La Route du Rhum 2010

mercredi 10 novembre 2010
En passant la ligne d'arrivée en Guadeloupe à 2 heures 52 minutes 48 secondes (heure de Paris), Francis Joyon s'est adjugé la deuxième place dans la Route du Rhum - La Banque Postale 2010. Le temps de course d'Idec est de 9 jours 13 heures 50 minutes 48 secondes, sa vitesse moyenne sur l'eau est de 18,19 nœuds, sur une distance totale parcourue de 4 181 milles. Sur le parcours théorique de 3 539 milles, Francis Joyon affiche une vitesse moyenne de 15,40 nœuds. Il est arrivé 10 heures 36 minutes 01 seconde après le vainqueur Franck Cammas (Groupama 3).

Jeudi 21 octobre 2010
C'est avec les premières lueurs du jour que Francis Joyon est venu ce matin amarrer son trimaran géant IDEC sous les remparts de Saint-Malo. Le navigateur morbihannais recordman du tour du monde à la voile et en solitaire, s'apprête ainsi à vivre pour la cinquième fois depuis ses expériences de 1990, 1994, 1998 et 2002 le frisson à nul autre semblable d'un départ de Route du Rhum. D'ici au coup de canon libérateur du dimanche 31 octobre prochain, il va procéder à sa manière, avec simplicité et naturel, aux derniers préparatifs pour ce grand sprint transatlantique, tout juste un peu inquiet peut-être de la proximité d'une foule toujours considérable sur les pontons, et qu'à 54 ans, ce marin atypique pourtant habitué aux plus grands exploits, hésite encore à affronter.
Détenteur des plus grands records en solitaire, vainqueur de la Transat anglaise, Francis Joyon arrive à Saint-Malo avec les meilleurs atouts dont il ait jamais disposés pour l'emporter, malgré une impressionnante concurrence cette année, dans cette grande route classique de la voile hauturière. Et pour preuve de sa motivation, oyez le récit amusé d'un convoyage aux fortes senteurs de Rhum :
"Christophe Houdet, (ami et second, fidèle d'entre les fidèles ndlr) et moi-même avons quitté La Trinité hier mercredi en milieu d'après midi. Nous avions une "check list" de choses à vérifier assez importante, et le petit temps qui nous attendait au large du Morbihan était le bienvenu pour nous permettre de procéder sereinement à un certain nombre de vérifications techniques. Le vent est alors monté progressivement et nous avons doublé le raz de Sein dans du vent bien établi. Passée la pointe de Bretagne, il a molli un moment avant de reprendre de la vigueur, heureusement aux allures portantes. C'est peu avant deux heures du matin que nous nous sommes trouvés bord à bord avec le trimaran Sodeb'O de Thomas Coville. Nous n'étions que deux, et ils étaient six à bord. Malgré cela, nous nous sommes pris au jeu et avons entamé un joli duel de vitesse pure. Il a fallu beaucoup manoeuvrer, multiplier les empannages au vent arrière, et tout de suite la navigation s'est avérée belle et spectaculaire, Idec en permanence entre 27 et 28 noeuds, bien en appui sur son foïl, coque centrale légèrement déjaugée. Durant près de 6 heures, nous avons ainsi régaté avec les hommes de Sodeb'O et avec les premières lueurs de l'aube, Christophe et moi avons constaté dans un sourire que nous étions toujours devant à Saint Malo... Une confrontation certes sans grande signification mais les marins aiment toujours comparer leurs potentiels de vitesse."

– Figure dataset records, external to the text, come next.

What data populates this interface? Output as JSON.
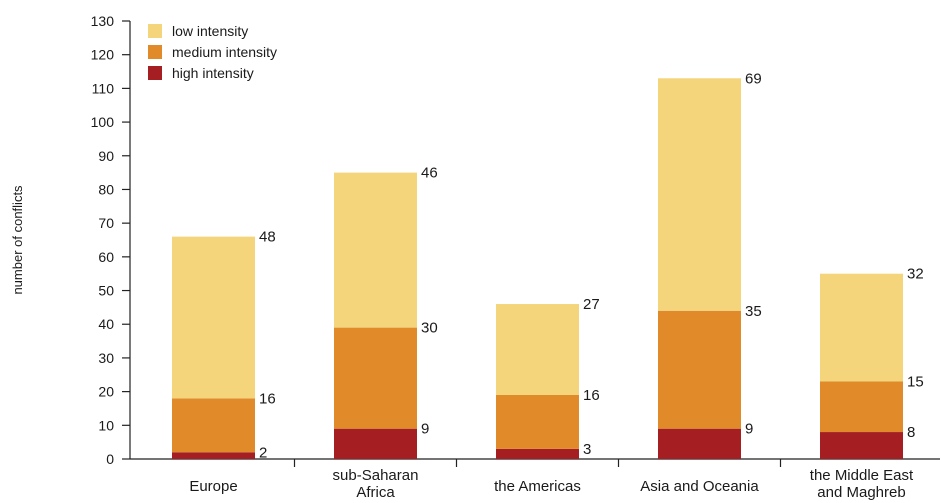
{
  "chart_data": {
    "type": "bar",
    "stacked": true,
    "ylabel": "number of conflicts",
    "ylim": [
      0,
      130
    ],
    "yticks": [
      0,
      10,
      20,
      30,
      40,
      50,
      60,
      70,
      80,
      90,
      100,
      110,
      120,
      130
    ],
    "grid": false,
    "legend_position": "top-left",
    "categories": [
      [
        "Europe"
      ],
      [
        "sub-Saharan",
        "Africa"
      ],
      [
        "the Americas"
      ],
      [
        "Asia and Oceania"
      ],
      [
        "the Middle East",
        "and Maghreb"
      ]
    ],
    "series": [
      {
        "name": "high intensity",
        "color": "#a51f22",
        "values": [
          2,
          9,
          3,
          9,
          8
        ]
      },
      {
        "name": "medium intensity",
        "color": "#e08a2a",
        "values": [
          16,
          30,
          16,
          35,
          15
        ]
      },
      {
        "name": "low intensity",
        "color": "#f4d57c",
        "values": [
          48,
          46,
          27,
          69,
          32
        ]
      }
    ],
    "legend_order": [
      "low intensity",
      "medium intensity",
      "high intensity"
    ]
  }
}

Francis retrouve 8 ans après sa dernière participation le bassin des concurrents de la Route du Rhum. C'est de nouveau entouré des siens, Christophe Houdet bien sûr, qui partagera son temps entre le Maxi-Trimaran Idec et le trimaran de sa compagne Anne Caseneuve, croisée cette nuit et qui prendra elle aussi le départ en classe Multi50, et son frère Christian, que Joyon mettra la dernière main aux préparatifs de départ. Le début de la semaine prochaine sera réservé chez lui au cercle de sa petite famille, avant de retrouver l'effervescence des pontons dès mercredi 27 octobre.